Not at all. All those moves have taught me that home is an illusion. Even as much as I love our @HomeCrazzyHome, it isn’t from any sense of ownership or permenance. Even if I never moved again, this is just temporary. And I don’t believe you can ever own the land, only be stewards of it. No, I love this place for the space of understanding, acceptance, and respect that it holds. I can’t do nearly enough about injustice and inequality out there in the world. But here? Oh, hell, yeah. I can create a welcoming and inclusive space for all regardless of age, race, sex, gender, neurodivergence, and all the other things that divide us. That is HOME.

And family?

That one is a bit more dubious. Yes, Alan, @PanKwake, and I form a nuclear family based on those core values of understanding, acceptance, respect, and unconditional love (as close as we can get). Theoretically, I believe that family is the people of choice that you are closest to. And I have a couple dozen of those, perhaps more than any other time. But other than Alan & @PanKwake, there aren’t any that I would consider ‘twue’ friends. Though to be fair, some would think of me that way.

Honestly, these people, fictional though they may be are my best friends. Maybe that makes me truly Crazzy. But I’m good with that.

And all of ya’ll, of course, too. If anyone ever makes it to Wales, we definitely have to get together. Who knows, one of the things I’m planning is a huge roadtrip back home when I turn sixty. I want to hike the Appalachian Trial, do a tour of some of the places I’ve lived, including Drayton and Sebida, enjoy the beauty of the Red Rock Dessert and Sedona, then bike the Pacific Coast Highway. I am calling it my Wise Woman Celebration. The idea is to lay those question to rest and find that closure with ‘family.’

What about ya’ll? Who is family to you? The people who share DNA? Friends?
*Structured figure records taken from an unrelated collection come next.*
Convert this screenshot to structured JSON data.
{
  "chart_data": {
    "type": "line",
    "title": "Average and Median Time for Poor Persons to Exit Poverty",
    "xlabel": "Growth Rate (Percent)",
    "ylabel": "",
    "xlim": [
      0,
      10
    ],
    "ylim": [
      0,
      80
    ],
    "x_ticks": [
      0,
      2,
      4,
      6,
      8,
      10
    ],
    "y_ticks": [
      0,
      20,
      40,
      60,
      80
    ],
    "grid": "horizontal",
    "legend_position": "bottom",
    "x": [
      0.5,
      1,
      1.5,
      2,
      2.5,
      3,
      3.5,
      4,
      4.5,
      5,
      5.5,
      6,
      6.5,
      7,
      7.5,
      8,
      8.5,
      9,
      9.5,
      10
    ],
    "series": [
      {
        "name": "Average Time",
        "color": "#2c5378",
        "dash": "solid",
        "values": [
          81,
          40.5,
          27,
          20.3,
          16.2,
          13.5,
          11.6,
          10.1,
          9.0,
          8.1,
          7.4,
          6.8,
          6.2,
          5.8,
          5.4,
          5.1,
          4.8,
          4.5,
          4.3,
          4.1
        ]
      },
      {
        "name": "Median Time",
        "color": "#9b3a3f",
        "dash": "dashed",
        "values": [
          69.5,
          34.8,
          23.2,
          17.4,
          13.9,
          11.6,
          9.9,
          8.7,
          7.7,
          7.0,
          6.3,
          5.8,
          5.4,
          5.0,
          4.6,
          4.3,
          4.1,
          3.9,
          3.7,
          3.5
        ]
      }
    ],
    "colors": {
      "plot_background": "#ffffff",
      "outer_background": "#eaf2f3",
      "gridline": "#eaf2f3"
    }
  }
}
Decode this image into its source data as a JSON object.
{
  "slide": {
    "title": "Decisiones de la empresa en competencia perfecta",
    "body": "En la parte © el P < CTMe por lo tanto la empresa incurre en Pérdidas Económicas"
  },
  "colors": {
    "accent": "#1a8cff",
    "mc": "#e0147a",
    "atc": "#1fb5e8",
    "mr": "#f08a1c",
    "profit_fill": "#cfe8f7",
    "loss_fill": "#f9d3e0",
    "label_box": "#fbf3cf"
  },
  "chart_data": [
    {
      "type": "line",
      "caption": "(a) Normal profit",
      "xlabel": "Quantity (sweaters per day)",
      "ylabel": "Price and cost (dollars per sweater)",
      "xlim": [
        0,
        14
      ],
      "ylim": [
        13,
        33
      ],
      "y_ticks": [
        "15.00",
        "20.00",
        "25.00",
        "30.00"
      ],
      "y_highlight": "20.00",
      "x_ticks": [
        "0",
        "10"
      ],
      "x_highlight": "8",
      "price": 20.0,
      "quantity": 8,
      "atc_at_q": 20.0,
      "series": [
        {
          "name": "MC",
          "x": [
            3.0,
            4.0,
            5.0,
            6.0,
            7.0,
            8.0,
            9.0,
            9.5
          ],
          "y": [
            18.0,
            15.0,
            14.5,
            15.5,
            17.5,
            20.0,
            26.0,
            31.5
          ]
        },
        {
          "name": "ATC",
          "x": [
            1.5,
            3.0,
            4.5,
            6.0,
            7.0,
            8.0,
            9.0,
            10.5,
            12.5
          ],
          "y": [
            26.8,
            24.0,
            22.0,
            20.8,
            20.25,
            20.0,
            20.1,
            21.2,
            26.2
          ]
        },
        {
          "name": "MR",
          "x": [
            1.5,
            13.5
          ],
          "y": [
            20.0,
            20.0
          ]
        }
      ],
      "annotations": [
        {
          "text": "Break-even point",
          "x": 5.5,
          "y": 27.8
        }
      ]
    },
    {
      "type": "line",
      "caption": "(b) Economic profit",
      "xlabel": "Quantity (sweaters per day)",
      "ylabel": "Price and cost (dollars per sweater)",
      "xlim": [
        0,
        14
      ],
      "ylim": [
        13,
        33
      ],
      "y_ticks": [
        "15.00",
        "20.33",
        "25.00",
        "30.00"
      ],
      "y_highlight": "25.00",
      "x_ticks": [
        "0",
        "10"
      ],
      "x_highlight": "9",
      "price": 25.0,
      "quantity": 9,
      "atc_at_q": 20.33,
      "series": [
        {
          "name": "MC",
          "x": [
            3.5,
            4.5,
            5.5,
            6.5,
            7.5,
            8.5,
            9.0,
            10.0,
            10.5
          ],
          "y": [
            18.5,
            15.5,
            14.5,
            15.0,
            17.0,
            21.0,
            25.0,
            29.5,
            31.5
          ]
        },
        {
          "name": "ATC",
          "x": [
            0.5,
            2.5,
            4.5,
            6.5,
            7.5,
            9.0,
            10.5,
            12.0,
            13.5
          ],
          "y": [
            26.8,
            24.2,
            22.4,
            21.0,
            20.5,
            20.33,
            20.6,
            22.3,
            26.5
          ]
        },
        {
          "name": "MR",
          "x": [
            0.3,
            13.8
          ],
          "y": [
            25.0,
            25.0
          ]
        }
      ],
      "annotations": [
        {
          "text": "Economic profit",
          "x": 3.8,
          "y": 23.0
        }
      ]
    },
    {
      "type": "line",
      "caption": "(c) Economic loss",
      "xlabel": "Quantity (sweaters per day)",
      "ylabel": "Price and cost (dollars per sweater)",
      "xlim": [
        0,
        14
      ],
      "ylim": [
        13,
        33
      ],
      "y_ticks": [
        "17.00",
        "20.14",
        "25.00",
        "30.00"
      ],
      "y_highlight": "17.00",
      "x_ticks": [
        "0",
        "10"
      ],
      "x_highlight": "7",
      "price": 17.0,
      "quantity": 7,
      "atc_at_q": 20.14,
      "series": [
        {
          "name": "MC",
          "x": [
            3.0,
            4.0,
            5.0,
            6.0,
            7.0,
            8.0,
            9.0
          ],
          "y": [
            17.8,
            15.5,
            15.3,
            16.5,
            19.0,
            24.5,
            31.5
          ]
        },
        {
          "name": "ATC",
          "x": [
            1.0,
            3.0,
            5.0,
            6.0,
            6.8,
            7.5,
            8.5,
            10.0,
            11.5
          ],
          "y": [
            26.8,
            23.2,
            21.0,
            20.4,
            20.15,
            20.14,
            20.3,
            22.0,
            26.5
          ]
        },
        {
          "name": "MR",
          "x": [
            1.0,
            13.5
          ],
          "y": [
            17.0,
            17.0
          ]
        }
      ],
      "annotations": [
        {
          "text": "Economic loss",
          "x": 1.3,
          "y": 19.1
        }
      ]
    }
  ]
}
It isn’t just Lizzie that struggles with these issues. I think much of #ReconciliationTX is grappling with that concept of home, family, and especially those core values of understanding, acceptance, and respect.

If she remembered correctly, this was Jack’s cousin’s wife. And the older man was his grandfather’s brother? Jack looked nothing like his cousin, though.

Extended family had been a foreign concept to Lizzie until she came to Sebida. Growing up, it had been just her and her Mom, after her dad was killed in action. Even when Chris Monroe had first come into their lives, they had remained nuclear.

Of course, when they bought the restaurant and moved here, she had discovered that her step-father was related to half the town. Not that any of the Monroes other than Abby Jean claimed her. And now, it had been just her and Gareth for so long.

She knew that Abby felt like an outsider as well. While Miss Myrtle had been highly thought of in Sebida, even she was not close to her uncle’s side of the family. Bad blood was the rumor. Though no one seemed to know or be willing to say what exactly happened between the Judge and his brother to cause the rift. Heck, the Monroe family tree was more gnarled and twisted than the grand old oak outside the county courthouse. People said that tree was older than the Republic.